The equation $\mathbf{u}\times (\mathbf{v}\times \mathbf{w})=(\mathbf{u}·\mathbf{w})\mathbf{v}-(\mathbf{u}·\mathbf{v})\mathbf{w}$ gives:

$$\begin{gathered} \mathbf{u}\times (\mathbf{v}\times \mathbf{w})=\left(\Vert \mathbf{u}\Vert \Vert \mathbf{w}\Vert \cos 90°\right)\mathbf{v}-\left(\Vert \mathbf{u}\Vert \Vert \mathbf{v}\Vert \cos 90°\right)\mathbf{w}\text{ (Vectors are perpendicular) } \\ =\left(0\right)\mathbf{v}-\left(0\right)\mathbf{w}\text{ (Simplify) } \\ =0 \end{gathered}$$

Therefore, if three vectors are mutually perpendicular then $\mathbf{u}\times (\mathbf{v}\times \mathbf{w})=0$ holds.

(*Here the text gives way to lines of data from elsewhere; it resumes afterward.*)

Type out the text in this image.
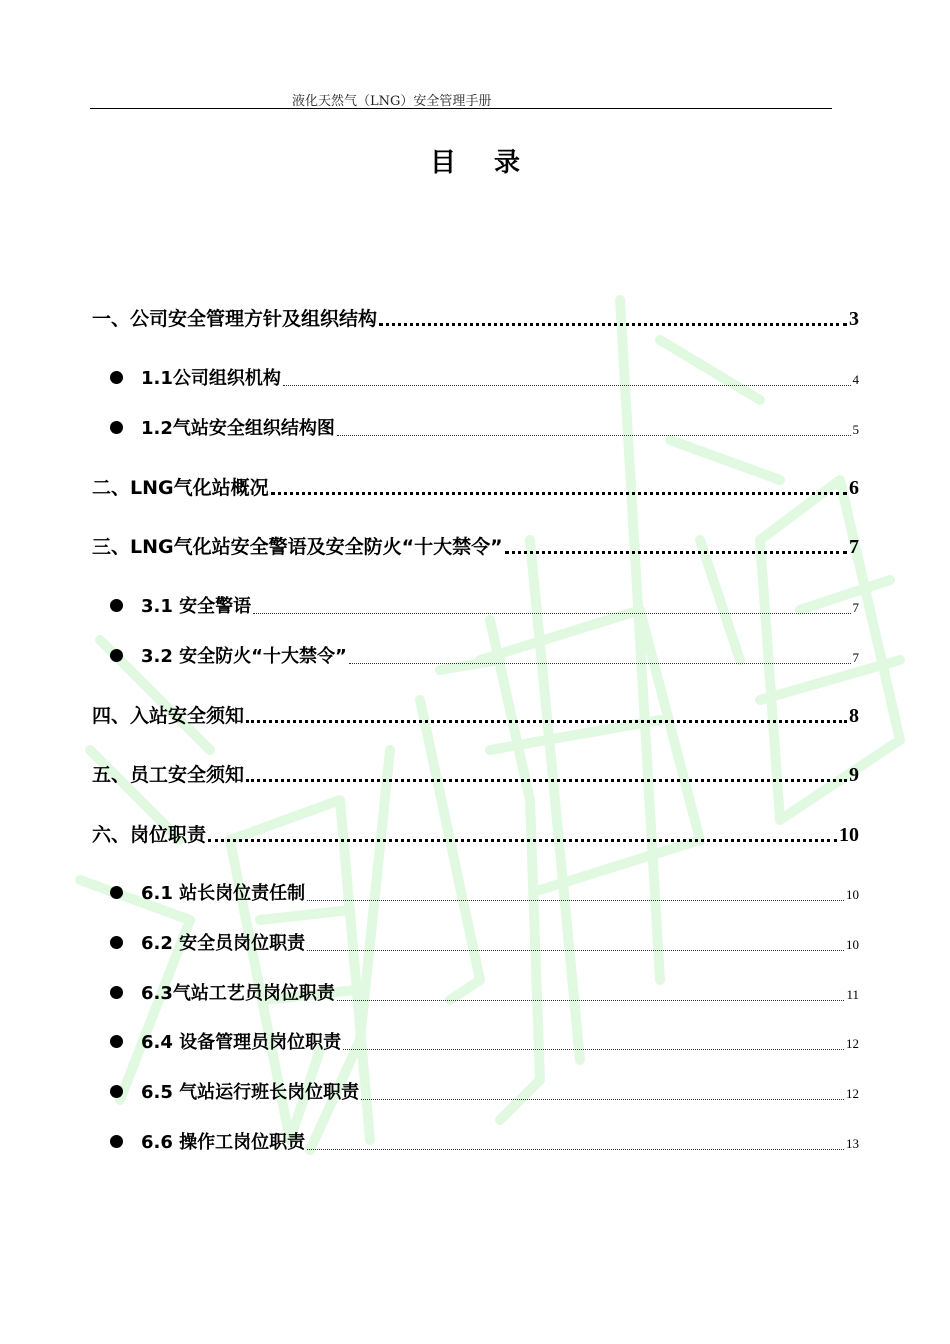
液化天然气（LNG）安全管理手册
目录
一、公司安全管理方针及组织结构	3
1.1公司组织机构	4
1.2气站安全组织结构图	5
二、LNG气化站概况	6
三、LNG气化站安全警语及安全防火“十大禁令”	7
3.1 安全警语	7
3.2 安全防火“十大禁令”	7
四、入站安全须知	8
五、员工安全须知	9
六、岗位职责	10
6.1 站长岗位责任制	10
6.2 安全员岗位职责	10
6.3气站工艺员岗位职责	11
6.4 设备管理员岗位职责	12
6.5 气站运行班长岗位职责	12
6.6 操作工岗位职责	13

The vectors $\mathbf{u}$ and $\mathbf{v}\times \mathbf{w}$ are parallel to each other.

The value of $\mathbf{u}·(\mathbf{v}\times \mathbf{w})$ is:

$$\begin{gathered} \mathbf{u}·(\mathbf{v}\times \mathbf{w})=\Vert \mathbf{u}\Vert \Vert \mathbf{v}\times \mathbf{w}\Vert \cos \theta \\ \left.=\Vert \mathbf{u}\Vert \Vert \mathbf{v}\times \mathbf{w}\Vert \cos 0°\text{ (Angle between }\mathbf{u}\text{ and }\mathbf{v}\times \mathbf{w}\right) \\ =\Vert \mathbf{u}\Vert \Vert \mathbf{v}\times \mathbf{w}\Vert \\ =\Vert \mathbf{u}\Vert \Vert \mathbf{v}\Vert \Vert \mathbf{w}\Vert \sin 90°\text{ (Because vectors }\mathbf{v}\mathbf{ }\mathbf{and}\mathbf{ }\mathbf{w}\text{ are perpendicular) } \\ =\Vert \mathbf{u}\Vert \Vert \mathbf{v}\Vert \Vert \mathbf{w}\Vert \end{gathered}$$

Therefore, the result $\mathbf{u}·(\mathbf{v}\times \mathbf{w})=\Vert \mathbf{u}\Vert \Vert \mathbf{v}\Vert \Vert \mathbf{w}\Vert$ is proved.